The qualifying race in New Castle, Pa., open to residents of Mercer, Lawrence, Beaver and Butler counties, will be May 25.
The All-American Soap Box Derby is open to boys and girls ages 9 to 16 as of Aug. 1, 2002.
Although the competition has been open to girls since 1971, Joe O'Neill, assistant director for the Youngstown race, estimates only 30 percent of competitors are girls.
A 13-year-old Boardman girl is ranked among the top three racers in the nation, Postlethwait noted.
Last year, all four winners representing the Youngstown area were girls, O'Neill said.
According to regulations
Unlike the racers of yesteryear, who assembled their cars from soap boxes and buggy wheels, today's competitors are required to build their stock, super-stock, and super-modified-stock cars from official kits.
Building the cars from kits helps speed inspections, ensures the vehicles are safe and opens the competition to those with limited time, O'Neill said. "It takes four to six hours to assemble a car from a kit. In the old days, it took between 100 and 200 hours to build a car."

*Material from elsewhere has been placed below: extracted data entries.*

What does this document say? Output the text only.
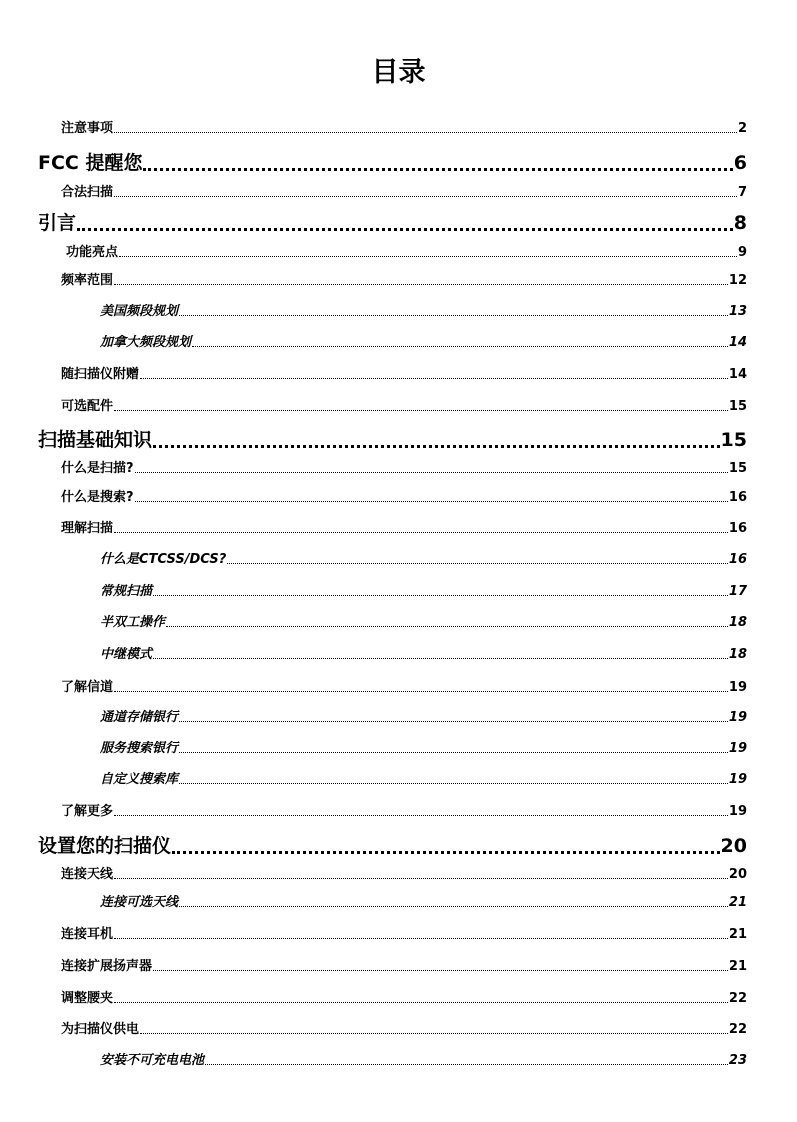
目录
注意事项	2
FCC 提醒您	6
合法扫描	7
引言	8
功能亮点	9
频率范围	12
美国频段规划	13
加拿大频段规划	14
随扫描仪附赠	14
可选配件	15
扫描基础知识	15
什么是扫描?	15
什么是搜索?	16
理解扫描	16
什么是CTCSS/DCS?	16
常规扫描	17
半双工操作	18
中继模式	18
了解信道	19
通道存储银行	19
服务搜索银行	19
自定义搜索库	19
了解更多	19
设置您的扫描仪	20
连接天线	20
连接可选天线	21
连接耳机	21
连接扩展扬声器	21
调整腰夹	22
为扫描仪供电	22
安装不可充电电池	23
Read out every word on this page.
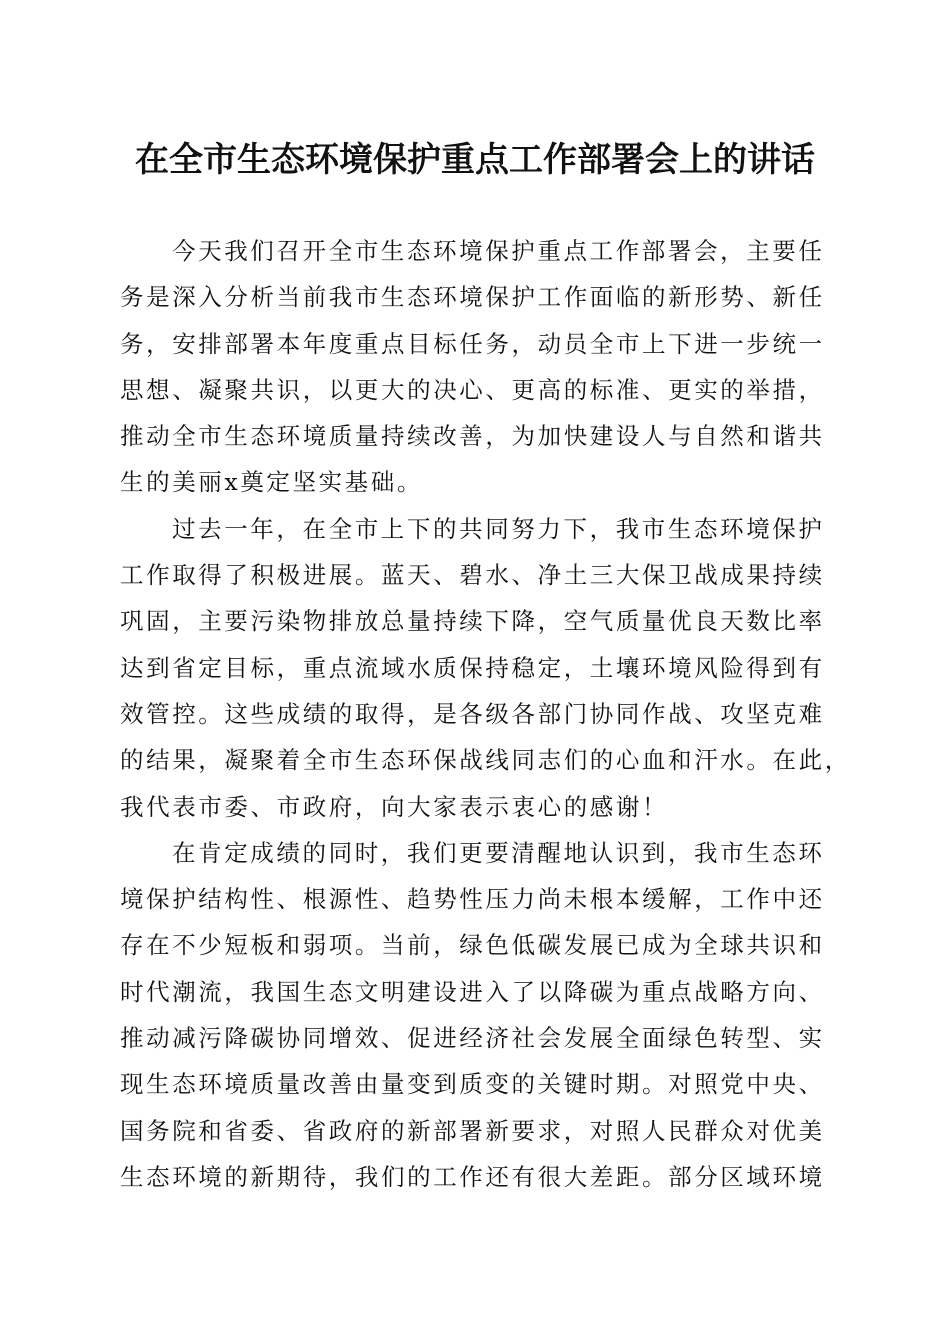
在全市生态环境保护重点工作部署会上的讲话
今天我们召开全市生态环境保护重点工作部署会，主要任
务是深入分析当前我市生态环境保护工作面临的新形势、新任
务，安排部署本年度重点目标任务，动员全市上下进一步统一
思想、凝聚共识，以更大的决心、更高的标准、更实的举措，
推动全市生态环境质量持续改善，为加快建设人与自然和谐共
生的美丽x奠定坚实基础。
过去一年，在全市上下的共同努力下，我市生态环境保护
工作取得了积极进展。蓝天、碧水、净土三大保卫战成果持续
巩固，主要污染物排放总量持续下降，空气质量优良天数比率
达到省定目标，重点流域水质保持稳定，土壤环境风险得到有
效管控。这些成绩的取得，是各级各部门协同作战、攻坚克难
的结果，凝聚着全市生态环保战线同志们的心血和汗水。在此，
我代表市委、市政府，向大家表示衷心的感谢！
在肯定成绩的同时，我们更要清醒地认识到，我市生态环
境保护结构性、根源性、趋势性压力尚未根本缓解，工作中还
存在不少短板和弱项。当前，绿色低碳发展已成为全球共识和
时代潮流，我国生态文明建设进入了以降碳为重点战略方向、
推动减污降碳协同增效、促进经济社会发展全面绿色转型、实
现生态环境质量改善由量变到质变的关键时期。对照党中央、
国务院和省委、省政府的新部署新要求，对照人民群众对优美
生态环境的新期待，我们的工作还有很大差距。部分区域环境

Because the cars can be expensive -- kits start at around $350 -- 99 percent of racers have corporate sponsors who underwrite the cost of the cars, and sometimes, the cost of traveling to races, Patty Postlethwait said. She and her husband have three children participating in the races.
Their daughter, Brooke Schaffer, 12, has been racing three years; Robbie Postlethwait, 81/2, has been racing two years; and McKenzie Schaffer, 8, is racing for the first time. Their children are among the few who do not have sponsors.
As a result, Jim Postlethwait said, the family has spent between $1,200 and $1,500 on cars. They also bought a used motor home that they use to travel to races outside the area.
"Racing becomes an addiction," he said. "There are a lot of families with two or three cars."
"It's a great family activity," his wife added.
Last year, 82 children from the tri-county area participated in soap box races.